Christopher Goff, CEO and general counsel of Employers Health, argues that an upcoming U.S. Supreme Court case “threatens to undermine important protections for employers across the country who provide health care benefits.“ | Photo Courtesy of Pixabay
Christopher Goff, CEO and general counsel of Employers Health, argues that an upcoming U.S. Supreme Court case “threatens to undermine important protections for employers across the country who provide health care benefits.“ | Photo Courtesy of Pixabay
As the uncertain and unceasing public health care crisis brought on by COVID-19 rages on, it is more important than ever for American families to have access to quality, affordable health care, regardless of where they live. At Employers Health, we know how much effort employers, labor unions, and others here in Ohio and across the country put into providing families these life-saving benefits. It’s why we work closely with companies to negotiate savings on prescription drugs and keep administration costs low.
But a case about to be heard by the Supreme Court threatens to undermine important protections for employers across the country who provide health care benefits.
What’s at stake when the Court hears Rutledge v. PCMA in the coming weeks is the foundation of employer-sponsored coverage. The case centers around a 2013 Arkansas law that increases cost, creates more red-tape and interferes with a patient’s ability to rely on in-network pharmacies to get their medications. The law guarantees minimum reimbursements for pharmacies and would allow a pharmacist to turn away a patient at the counter if the pharmacist doesn’t believe he or she is making enough money on that particular medicine, despite his or her agreement to participate in the health plan.
Christopher Goff is the CEO and general counsel of Employers Health.
| Employers Health
This case turns on the key question of whether the court will allow states to erode important federal protections, and in doing so threaten the ability of employers to deliver consistent, affordable, and high-quality health benefits programs.
To put it another way: Do workers living in Ohio deserve less access to quality care and the medications they need, while their colleagues, doing the exact same job at the exact same company 30 miles away in Indiana, get access to better care simply because of where they live? No. But that’s what could happen if the Supreme Court overturns the Circuit Court ruling that struck down the Arkansas law for employer plans because it interfered with key federal protections preventing this kind of state overreach.

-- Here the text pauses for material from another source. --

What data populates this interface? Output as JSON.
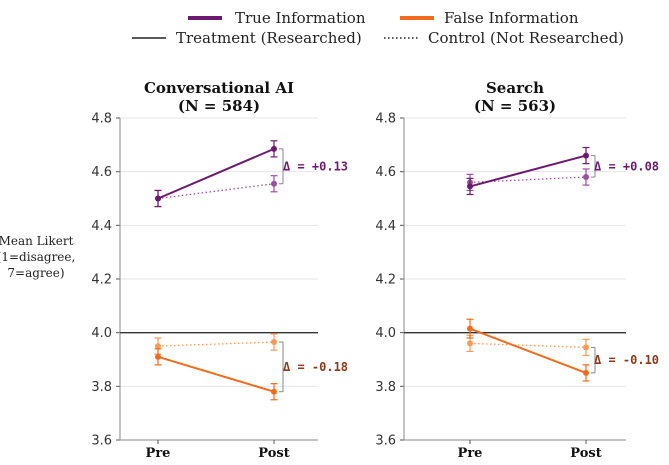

State interference and overregulation is not a new concept, which is why Congress anticipated this exact conflict more than 45 years ago In order to protect employees and ensure they received the full value of the benefits their employers offered, Congress passed the Employee Retirement Income Security Act (ERISA) in 1974. This law ensured employers would not have to waste resources trying to manage unpredictable and varied state-based systems that could create disparities among employees and inefficiencies for employers.
Under ERISA, employers who provide benefits are required to be financially responsible with employee health care dollars. This means that they seek out the best available benefits at the lowest available cost. Covering all employees under one plan allows employers to take advantage of economies of scale and use their full bargaining power to negotiate the highest-value health care benefits possible.
Federal courts, including the Supreme Court, have upheld these important protections and preemption of state laws that interfere with them. If the Supreme Court decides to upend this longstanding precedent, the consequences for employers and patients will be far-reaching.
First, health care costs for employers and employees will increase; that’s a fact.
Second, employers’ administrative burdens will become even more onerous. At Employers Health, we work with plan sponsors to reduce the red tape and help them deliver quality benefits at a reasonable cost. Our complex regulatory system already makes this difficult — allowing a patchwork of regulation from states will make it even worse. Instead of offering innovative, strategic solutions to lower the cost of care for employees, employers will need to spend more time and more money to comply with an assortment of new regulations.
Finally, there will not be organized and consistent rules of the road for employee health benefit plans and policies, making it a regulatory landmine for employers. This will create confusion and chaos, and result in decades of complicated, overlapping powers and litigation — with taxpayers footing the bill.
For the sake of patients here in Ohio and across the country, we need the Supreme Court to prevent states from dismantling a system that has allowed employers to provide equitable and affordable health care benefits for employees and their families for more than 45 years.
Christopher Goff is the CEO and general counsel of Employers Health, a company that provides administrative support to health plan sponsors. Having led the organization for 25 years, he counsels plan sponsors in the areas of employee benefit strategies, contracting, ERISA and Affordable Care Act compliance. He is also an adjunct professor of law at The University of Akron School of Law where he co-directs the health law program.